To Outline, or Not, or How Much?

Right over here (in the comments to the Livejournal version of this blog), Obadiah and I got to talking about something I’d been meaning to riff on a little bit, so here’s an opportunity.

The question is about the value and importance of outlining (or at least advance planning) when writing fiction.

Those in favor of outlining feel it’s too easy (without an outline) to meander around aimlessly, and follow digressions that seem appealing to the writer in some way. One minute you’re writing a story about a character who was headed somewhere, and eventually you realize the guy has been pursuing something tangential for 1,200 words. Some of the words may have been fun to right, but in the best case you’ll cut them (thus wasting a lot of work) and in the worst case you’ll leave them in there because you love them (thus putting the reader to sleep for those 3-4 pages).

Those against, also known as “freestylers,” argue that the fun in the creative process derives from exploration, and if you’re following a pre-Mapquested route, it becomes boring and it’s hard to get motivated to keep going. Also, some argue their subconscious will come up with interesting new twists they might never have discovered had they remained bound to an outline.

I used to be a freestyler, and now I’m an outliner. As I’ve mentioned numerous times before in this blog, my early writing involved too much wank. That is, I spent too much of my writing time just doing what felt good — fun, banter-y dialogue, cool people, inventive locales. The problem is, the stories usually amounted to little more than mood pieces. They had no cumulative impact.

Writers who can sit down and freestyle, who intuitively spin compelling plots, and whose stories end up in a place that makes perfect sense once you look back at the setup and the character in the beginning, are lucky writers indeed. I don’t doubt such creatures exist, but I ain’t them.
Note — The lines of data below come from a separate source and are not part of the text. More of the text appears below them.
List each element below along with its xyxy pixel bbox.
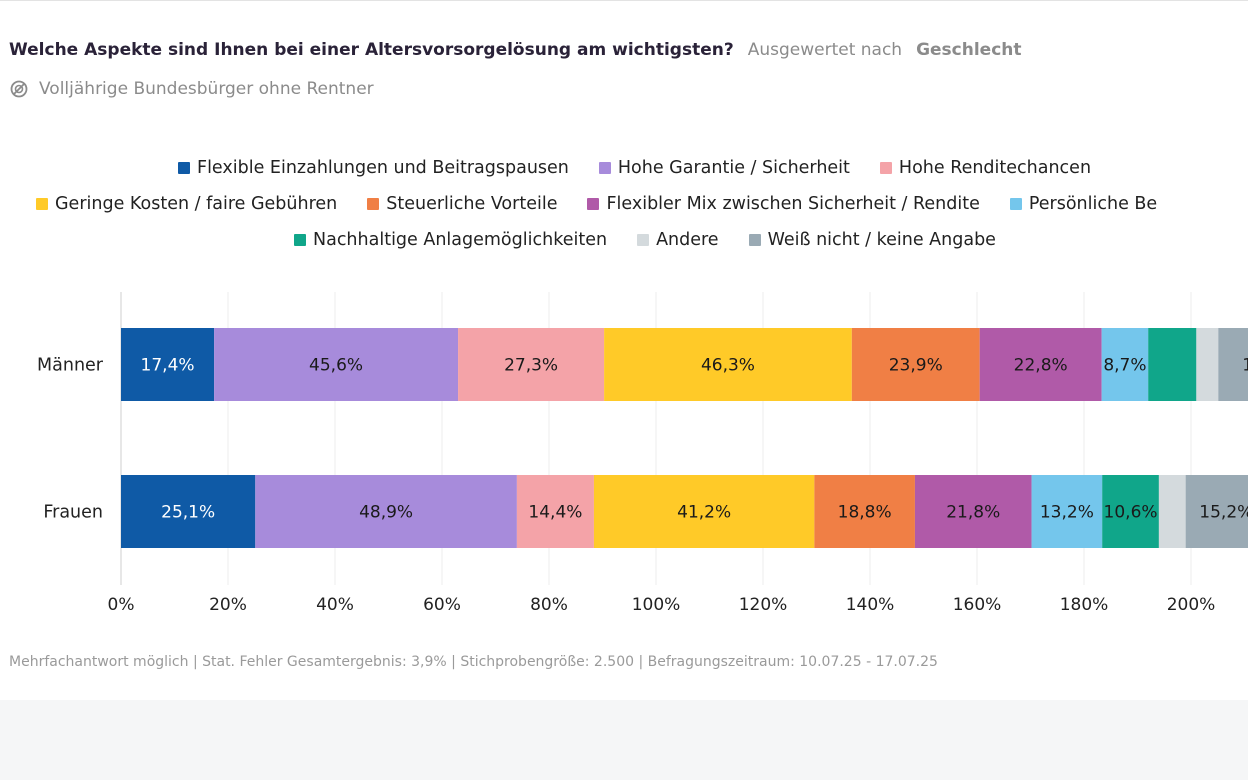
data-label: 13,2%: [1040, 503, 1094, 523]
legend-label: Flexible Einzahlungen und Beitragspausen: [197, 158, 569, 178]
legend-label: Nachhaltige Anlagemöglichkeiten: [313, 230, 608, 250]
bar-segment: [1218, 328, 1248, 401]
x-tick-label: 200%: [1167, 595, 1216, 615]
bar-segment: [593, 475, 815, 548]
legend-label: Geringe Kosten / faire Gebühren: [55, 194, 338, 214]
data-label: 27,3%: [504, 356, 558, 376]
filter-circle-icon: [10, 80, 28, 98]
filter-label: Volljährige Bundesbürger ohne Rentner: [39, 79, 374, 99]
filter: Volljährige Bundesbürger ohne Rentner: [9, 79, 374, 99]
bar-segment: [1158, 475, 1186, 548]
data-label: 21,8%: [946, 503, 1000, 523]
data-label: 46,3%: [701, 356, 755, 376]
bar-segment: [121, 328, 215, 401]
x-tick-label: 0%: [108, 595, 135, 615]
bar-segment: [1196, 328, 1219, 401]
chart-title: Welche Aspekte sind Ihnen bei einer Alte…: [9, 40, 1022, 60]
legend-item[interactable]: Weiß nicht / keine Angabe: [748, 230, 996, 250]
legend-swatch: [587, 198, 600, 210]
bar-segment: [914, 475, 1032, 548]
bar-chart: 0% 20% 40% 60% 80% 100% 120% 140% 160% 180% 200% Mä…: [37, 292, 1248, 615]
data-label: 48,9%: [359, 503, 413, 523]
legend-item[interactable]: Hohe Garantie / Sicherheit: [598, 158, 850, 178]
legend-item[interactable]: Persönliche Be: [1009, 194, 1158, 214]
legend-row: Geringe Kosten / faire Gebühren Steuerlic…: [0, 194, 1248, 214]
x-tick-label: 120%: [739, 595, 788, 615]
legend-label: Andere: [656, 230, 719, 250]
legend-label: Steuerliche Vorteile: [386, 194, 558, 214]
legend-item[interactable]: Geringe Kosten / faire Gebühren: [36, 194, 337, 214]
legend-item[interactable]: Flexibler Mix zwischen Sicherheit / Rend…: [587, 194, 980, 214]
bar-segment: [604, 328, 852, 401]
evaluated-by-label: Ausgewertet nach: [747, 40, 903, 60]
legend-label: Hohe Renditechancen: [898, 158, 1092, 178]
x-tick-label: 60%: [423, 595, 461, 615]
legend-row: Nachhaltige Anlagemöglichkeiten Andere Wei…: [0, 230, 1248, 250]
evaluated-by-value[interactable]: Geschlecht: [916, 40, 1022, 60]
legend-row: Flexible Einzahlungen und Beitragspausen…: [0, 158, 1248, 178]
bar-segment: [516, 475, 594, 548]
bottom-panel: [0, 700, 1248, 780]
x-tick-label: 160%: [953, 595, 1002, 615]
data-label: 18,8%: [838, 503, 892, 523]
legend-label: Persönliche Be: [1028, 194, 1158, 214]
top-border: [0, 0, 1248, 1]
question-text: Welche Aspekte sind Ihnen bei einer Alte…: [9, 40, 734, 60]
category-label: Männer: [37, 356, 104, 376]
legend-swatch: [294, 234, 306, 246]
x-tick-label: 40%: [316, 595, 354, 615]
legend-item[interactable]: Flexible Einzahlungen und Beitragspausen: [178, 158, 569, 178]
legend-label: Flexibler Mix zwischen Sicherheit / Rend…: [606, 194, 980, 214]
x-tick-label: 180%: [1060, 595, 1109, 615]
data-label: 41,2%: [677, 503, 731, 523]
x-tick-label: 80%: [530, 595, 568, 615]
x-tick-label: 100%: [632, 595, 681, 615]
bar-segment: [255, 475, 517, 548]
data-label: 23,9%: [889, 356, 943, 376]
bar-segment: [1148, 328, 1197, 401]
legend-label: Hohe Garantie / Sicherheit: [617, 158, 850, 178]
legend-item[interactable]: Nachhaltige Anlagemöglichkeiten: [294, 230, 607, 250]
legend-item[interactable]: Hohe Renditechancen: [879, 158, 1092, 178]
footer-note: Mehrfachantwort möglich | Stat. Fehler G…: [9, 654, 938, 670]
bar-segment: [1101, 328, 1149, 401]
bar-segment: [1185, 475, 1248, 548]
bar-segment: [851, 328, 980, 401]
bar-segment: [979, 328, 1102, 401]
bar-segment: [121, 475, 256, 548]
data-label: 8,7%: [1103, 356, 1146, 376]
data-label: 10,6%: [1104, 503, 1158, 523]
data-label: 14,4%: [528, 503, 582, 523]
legend-swatch: [36, 198, 48, 210]
legend-swatch: [879, 162, 892, 174]
bar-segment: [1102, 475, 1159, 548]
x-tick-label: 20%: [209, 595, 247, 615]
bar-segment: [214, 328, 459, 401]
data-label: 13: [1242, 356, 1248, 376]
data-label: 17,4%: [141, 356, 195, 376]
data-label: 25,1%: [161, 503, 215, 523]
data-label: 15,2%: [1199, 503, 1248, 523]
legend-swatch: [598, 162, 611, 174]
legend-swatch: [637, 234, 650, 246]
data-label: 22,8%: [1014, 356, 1068, 376]
legend-swatch: [748, 234, 761, 246]
category-label: Frauen: [43, 503, 103, 523]
bar-segment: [814, 475, 915, 548]
data-label: 45,6%: [309, 356, 363, 376]
bar-segment: [1031, 475, 1103, 548]
legend-item[interactable]: Steuerliche Vorteile: [367, 194, 557, 214]
legend-swatch: [367, 198, 380, 210]
legend-item[interactable]: Andere: [637, 230, 719, 250]
bar-segment: [458, 328, 605, 401]
legend-swatch: [178, 162, 190, 174]
x-tick-label: 140%: [846, 595, 895, 615]
legend-swatch: [1009, 198, 1022, 210]
legend-label: Weiß nicht / keine Angabe: [767, 230, 996, 250]
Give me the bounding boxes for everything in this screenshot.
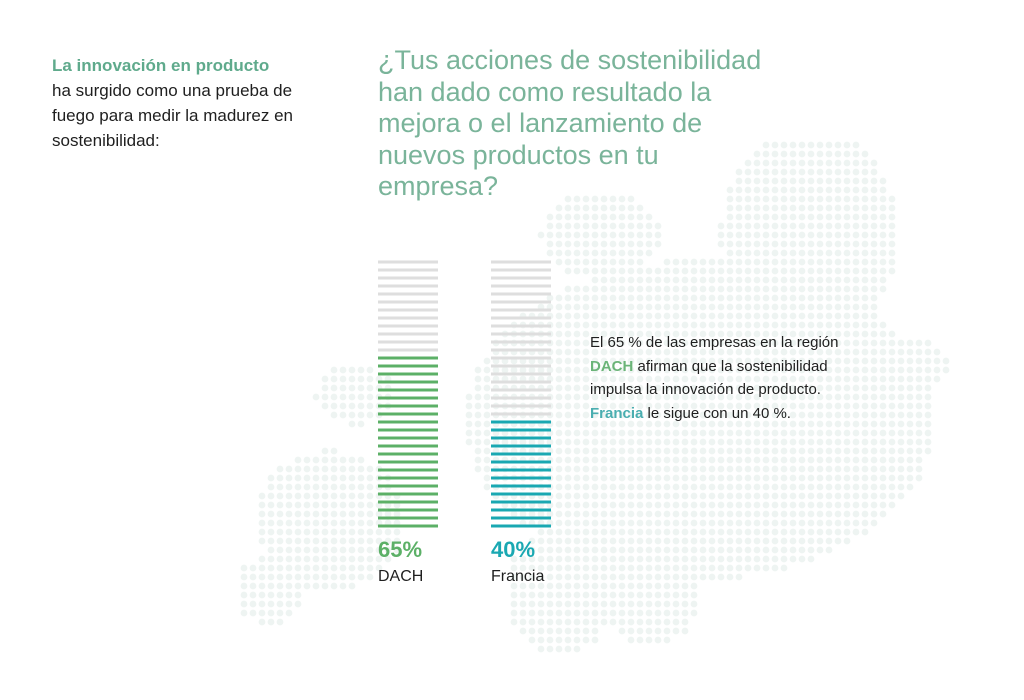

In my opinion, the trick (which I’m still trying to perfect myself) is to outline and plan in advance just enough to keep the writer on track. I want to give myself just enough of a hint of a destination off on the horizon that I can make my way, not wander too far off course, and yet “freestyle” a bit en route. I love the little details of discovery a writer makes when they come to a “what next?” moment in the story, when the subconscious scrambles to fill in a blank and comes up with something much more compelling, on the fly, than anything that could’ve been outlined in advance of wading into the scene.

Another way of putting it would be, you should know some important things about your characters before you start, have a general idea of where the plot will end up, then let yourself freestyle from point to point until you get to that ending, and be as inventive and crazy as you can along the way. Pack in as many outside-the-lines details as you can, like a jazz improviser who can go wild even though he knows he has to join back up with the rest of the group after the solo.

Keep it fun, but don’t waste time and effort going too far down blind alleys. Remember the need to make sense of it all by the end.

These are the tricks I’m working toward.